Project Autodidact
Project Details: https://insightsbyse.com/projectautodidact/
Scott Ernst Bio: https://insightsbyse.com/aboutscotternst/
Project Contact: InsightsBySE@protonmail.com
Progress Report Scope (S01-M02-D01-AllParts)
Stage 1 of 4: Review of Mathematics, Probability, and Statistics
Module 2 of 3: Statistics, Probability, and Advanced Algebra
Day 1 of 5: Descriptive Statistics
Parts 1 through 10: See below
Summary Of Goals Achieved
- Reviewed procedures for calculating measure of central tendency of a dataset (mean, median, and mode)
- Reviewed procedures for calculating measures of dispersion in a dataset (range, interquartile range (IQR), variance, standard deviation, mean absolute deviation (MAD), and coefficient of variation (CV))
- Reviewed procedures for calculating measures of distribution in a dataset (percentiles and quartiles)
- Reviewed procedures for calculating measures of distribution shape in a dataset (skewness and kurtosis)
- Reviewed procedures for constructing and interpreting histograms to visualize and analyze the frequency distribution of numerical data
- Reviewed procedures for constructing and interpreting box plots to summarize and analyze the distribution of numerical data, enabling outlier detection and comparative analysis
- Reviewed procedures for calculating and interpreting the five-number summary (minimum, first quartile, median, third quartile, and maximum) in a dataset
- Reviewed procedures for calculating and interpreting the interquartile range (IQR) in a dataset. NOTE: Kernel density estimation (KDE), cumulative distribution functions (CDFs), and Q-Q plots will be subsequently studied.
- Reviewed procedures to apply descriptive statistics to datasets containing data about military veterans
- Reviewed procedures for contextual summarization to interpret and present statistical results within the specific context of the dataset, ensuring findings are meaningful to stakeholders
- Reviewed procedures for data cleaning to ensure datasets are accurate, complete, and consistent before analysis
- Reviewed methods and procedures for normalizing data (min-max normalization, modified min-max normalization, decimal scaling, logarithmic transformation, and L2 normalization) and standardizing data (z-score standardization and robust scaling) in a dataset
- Reviewed methods and procedures for scaling data
- Reviewed definitions, notation, terminology, components, and principles for interpreting measures in data visualization
- Review best practices for (1) visual encoding, (2) aesthetics, and (3) clarity in data visualization
- Reviewed methods for solving problems with missing data in a dataset (listwise deletion (aka complete case analysis), pairwise deletion (aka available case analysis), mean imputation, median imputation, mode imputation, regression imputation, multiple imputation, k-nearest neighbors imputation, hot-deck imputation, expectation-maximization imputation, and imputation based on machine learning algorithms (e.g., random forests or neural networks)). NOTE: These methods will be subsequently studied in more detail.
- Reviewed methods for statistical evaluation of dataset quality (descriptive statistics, completeness checks, consistency checks, outlier detection, correlation analysis, distributional checks, and duplicate detection). NOTE: These methods will be subsequently studied in more detail.

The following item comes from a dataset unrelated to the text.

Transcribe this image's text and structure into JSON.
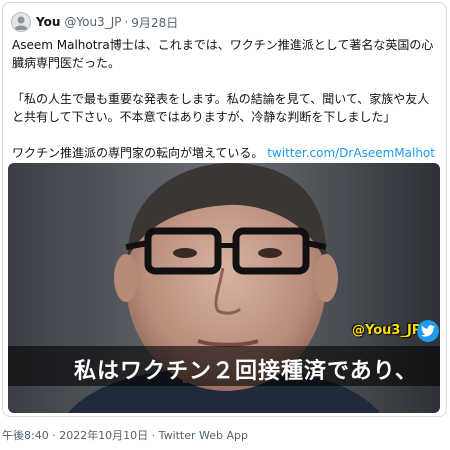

- Reviewed methods for detecting and evaluating dataset outliers (z-score, modified z-score interquartile range, Mahalanobis distance, isolation forest, DBSCAN, and local outlier factor). NOTE: These methods will be subsequently studied in more detail.
Part 1 of 10
Goal 1 Statement: Review procedures for calculating central tendency of a dataset (mean, median, and mode)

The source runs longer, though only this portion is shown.